For the (many) issues that require manual intervention, the on-call engineer cannot actually do anything unless 2 other engineers sign off on a PR (either to run a SQL query or to deploy some tool or bugfix to resolve the problem).

This is more specific to the product I work on, but the sheer amount of 3rd party services we rely on means that something is constantly acting up and there's not a lot we can do about it. Our API client code for each service we use typically contains _at least_ one service-specific hacky workaround to keep things running in the face of bad behavior.

The frontend team has no on-call rotation despite causing plenty of bugs on their own. Backend engineers are expected to triage what are clearly frontend problems. We stood up a lot of observability tooling for the frontend but it took years for them to even start to use it.

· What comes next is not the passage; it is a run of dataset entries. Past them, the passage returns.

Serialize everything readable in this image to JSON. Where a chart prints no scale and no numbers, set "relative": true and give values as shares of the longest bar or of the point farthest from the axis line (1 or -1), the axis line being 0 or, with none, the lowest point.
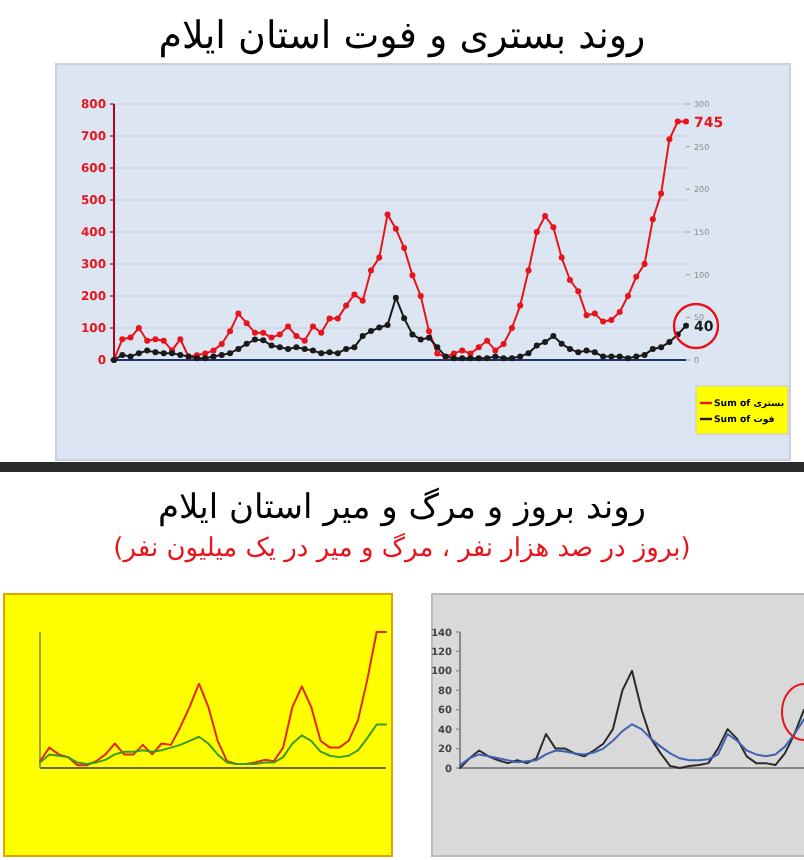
{
  "chart_data": [
    {
      "type": "line",
      "title": "روند بستری و فوت استان ایلام",
      "categories": [
        null,
        null,
        null,
        null,
        null,
        null,
        null,
        null,
        null,
        null,
        null,
        null,
        null,
        null,
        null,
        null,
        null,
        null,
        null,
        null,
        null,
        null,
        null,
        null,
        null,
        null,
        null,
        null,
        null,
        null,
        null,
        null,
        null,
        null,
        null,
        null,
        null,
        null,
        null,
        null,
        null,
        null,
        null,
        null,
        null,
        null,
        null,
        null,
        null,
        null,
        null,
        null,
        null,
        null,
        null,
        null,
        null,
        null,
        null,
        null,
        null,
        null,
        null,
        null,
        null,
        null,
        null,
        null,
        null,
        null
      ],
      "series": [
        {
          "name": "Sum of بستری",
          "color": "#e8141b",
          "values": [
            0,
            65,
            70,
            100,
            60,
            65,
            60,
            30,
            65,
            10,
            15,
            20,
            30,
            50,
            90,
            145,
            115,
            85,
            85,
            70,
            80,
            105,
            75,
            60,
            105,
            85,
            130,
            130,
            170,
            205,
            185,
            280,
            320,
            455,
            410,
            350,
            265,
            200,
            90,
            20,
            10,
            20,
            30,
            20,
            40,
            60,
            30,
            50,
            100,
            170,
            280,
            400,
            450,
            415,
            320,
            250,
            215,
            140,
            145,
            120,
            125,
            150,
            200,
            260,
            300,
            440,
            520,
            690,
            745,
            745
          ],
          "value_labels": [
            null,
            null,
            null,
            null,
            null,
            null,
            null,
            null,
            null,
            null,
            null,
            null,
            null,
            null,
            null,
            null,
            null,
            null,
            null,
            null,
            null,
            null,
            null,
            null,
            null,
            null,
            null,
            null,
            null,
            null,
            null,
            null,
            null,
            null,
            null,
            null,
            null,
            null,
            null,
            null,
            null,
            null,
            null,
            null,
            null,
            null,
            null,
            null,
            null,
            null,
            null,
            null,
            null,
            null,
            null,
            null,
            null,
            null,
            null,
            null,
            null,
            null,
            null,
            null,
            null,
            null,
            null,
            null,
            null,
            "745"
          ]
        },
        {
          "name": "Sum of فوت",
          "color": "#1a1a1a",
          "axis": "y2",
          "values": [
            0,
            6,
            4,
            8,
            11,
            9,
            8,
            8,
            6,
            4,
            2,
            2,
            4,
            6,
            8,
            13,
            19,
            24,
            23,
            17,
            15,
            13,
            15,
            13,
            11,
            8,
            9,
            8,
            13,
            15,
            28,
            34,
            38,
            41,
            73,
            49,
            30,
            24,
            26,
            15,
            4,
            2,
            2,
            2,
            2,
            2,
            4,
            2,
            2,
            4,
            8,
            17,
            21,
            28,
            19,
            13,
            9,
            11,
            9,
            4,
            4,
            4,
            2,
            4,
            6,
            13,
            15,
            21,
            30,
            40
          ],
          "value_labels": [
            null,
            null,
            null,
            null,
            null,
            null,
            null,
            null,
            null,
            null,
            null,
            null,
            null,
            null,
            null,
            null,
            null,
            null,
            null,
            null,
            null,
            null,
            null,
            null,
            null,
            null,
            null,
            null,
            null,
            null,
            null,
            null,
            null,
            null,
            null,
            null,
            null,
            null,
            null,
            null,
            null,
            null,
            null,
            null,
            null,
            null,
            null,
            null,
            null,
            null,
            null,
            null,
            null,
            null,
            null,
            null,
            null,
            null,
            null,
            null,
            null,
            null,
            null,
            null,
            null,
            null,
            null,
            null,
            null,
            "40"
          ]
        }
      ],
      "ylim": [
        0,
        800
      ],
      "yticks": [
        0,
        100,
        200,
        300,
        400,
        500,
        600,
        700,
        800
      ],
      "y2lim": [
        0,
        300
      ],
      "y2ticks": [
        0,
        50,
        100,
        150,
        200,
        250,
        300
      ],
      "grid": "y",
      "legend": "bottom right",
      "marker": "circle"
    },
    {
      "type": "line",
      "title": "روند بروز و مرگ و میر استان ایلام",
      "subtitle": "(بروز در صد هزار نفر ، مرگ و میر در یک میلیون نفر)",
      "relative": true,
      "categories": [
        null,
        null,
        null,
        null,
        null,
        null,
        null,
        null,
        null,
        null,
        null,
        null,
        null,
        null,
        null,
        null,
        null,
        null,
        null,
        null,
        null,
        null,
        null,
        null,
        null,
        null,
        null,
        null,
        null,
        null,
        null,
        null,
        null,
        null,
        null,
        null,
        null,
        null
      ],
      "series": [
        {
          "color": "#e3260e",
          "values": [
            0.05,
            0.15,
            0.1,
            0.08,
            0.02,
            0.02,
            0.05,
            0.1,
            0.18,
            0.1,
            0.1,
            0.17,
            0.1,
            0.18,
            0.17,
            0.3,
            0.45,
            0.62,
            0.45,
            0.2,
            0.05,
            0.03,
            0.03,
            0.04,
            0.06,
            0.05,
            0.15,
            0.45,
            0.6,
            0.45,
            0.2,
            0.15,
            0.15,
            0.2,
            0.35,
            0.65,
            1.0,
            1.0
          ]
        },
        {
          "color": "#3a9a28",
          "values": [
            0.04,
            0.1,
            0.09,
            0.08,
            0.04,
            0.03,
            0.04,
            0.06,
            0.1,
            0.12,
            0.12,
            0.13,
            0.12,
            0.13,
            0.15,
            0.17,
            0.2,
            0.23,
            0.18,
            0.1,
            0.04,
            0.03,
            0.03,
            0.03,
            0.04,
            0.04,
            0.08,
            0.18,
            0.24,
            0.2,
            0.12,
            0.09,
            0.08,
            0.09,
            0.13,
            0.22,
            0.32,
            0.32
          ]
        }
      ]
    },
    {
      "type": "line",
      "categories": [
        null,
        null,
        null,
        null,
        null,
        null,
        null,
        null,
        null,
        null,
        null,
        null,
        null,
        null,
        null,
        null,
        null,
        null,
        null,
        null,
        null,
        null,
        null,
        null,
        null,
        null,
        null,
        null,
        null,
        null,
        null,
        null,
        null,
        null,
        null,
        null,
        null
      ],
      "series": [
        {
          "color": "#2b2b2b",
          "values": [
            0,
            10,
            18,
            12,
            8,
            5,
            8,
            5,
            10,
            35,
            20,
            20,
            15,
            12,
            18,
            25,
            40,
            80,
            100,
            60,
            30,
            15,
            2,
            0,
            2,
            3,
            5,
            20,
            40,
            30,
            12,
            5,
            5,
            3,
            15,
            35,
            60
          ]
        },
        {
          "color": "#3f62b5",
          "values": [
            3,
            10,
            14,
            12,
            10,
            8,
            6,
            7,
            8,
            14,
            18,
            17,
            15,
            14,
            16,
            20,
            28,
            38,
            45,
            40,
            30,
            22,
            15,
            10,
            8,
            8,
            9,
            14,
            35,
            28,
            18,
            14,
            12,
            14,
            22,
            35,
            50
          ]
        }
      ],
      "ylim": [
        0,
        140
      ],
      "yticks": [
        0,
        20,
        40,
        60,
        80,
        100,
        120,
        140
      ]
    }
  ]
}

More than anything, it feels like the moment I stop championing the issue, everyone stops paying attention and the on-call experience reverts to the mean. Other on-call engineers just sort of stop boyscouting and let the chaos wash over them while focusing on sprint obligations (can't blame them), and leadership takes their eye off the ball to chase growth (also can't blame them). Hugely fucked lack of accountability and the buck eventually stops at whoever is the poor guy holding the pager that week.

I wonder what would happen if you sent this nearly verbatim to executive leadership. It is quite a thorough, candid description of a serious problem.

At least I certainly wouldn't be happy to learn that my product was bursting at the seams and nobody was being held accountable. But I'm not an executive leader. (Maybe that's why?)

All of these issues were at some point raised to leadership. I've spent a lot of political capital on the issue and decided that it's not a hill I'm prepared to die on. Either a crop of new hires will come along and improve the situation with their fresh-eyed optimism, or it'll just keep happening and I'll try to remain zen.

And there's certainly a calculus to it that changes when you're an executive. To me, craftsmanship, diligence, and engineering excellence are important, not just because I love programming but also because I'm an IC and it affects me directly. To an executive, I am just some weird nerd they have to pay a lot of money to make computers do things. Beautiful code and a serene on-call experience are nice but they don't usually get a company acquired.

It probably doesn't worth it, considering it might impact the replier's career negatively. I'd never do that. I'd speak to my manager and if he just gets by then I just get by.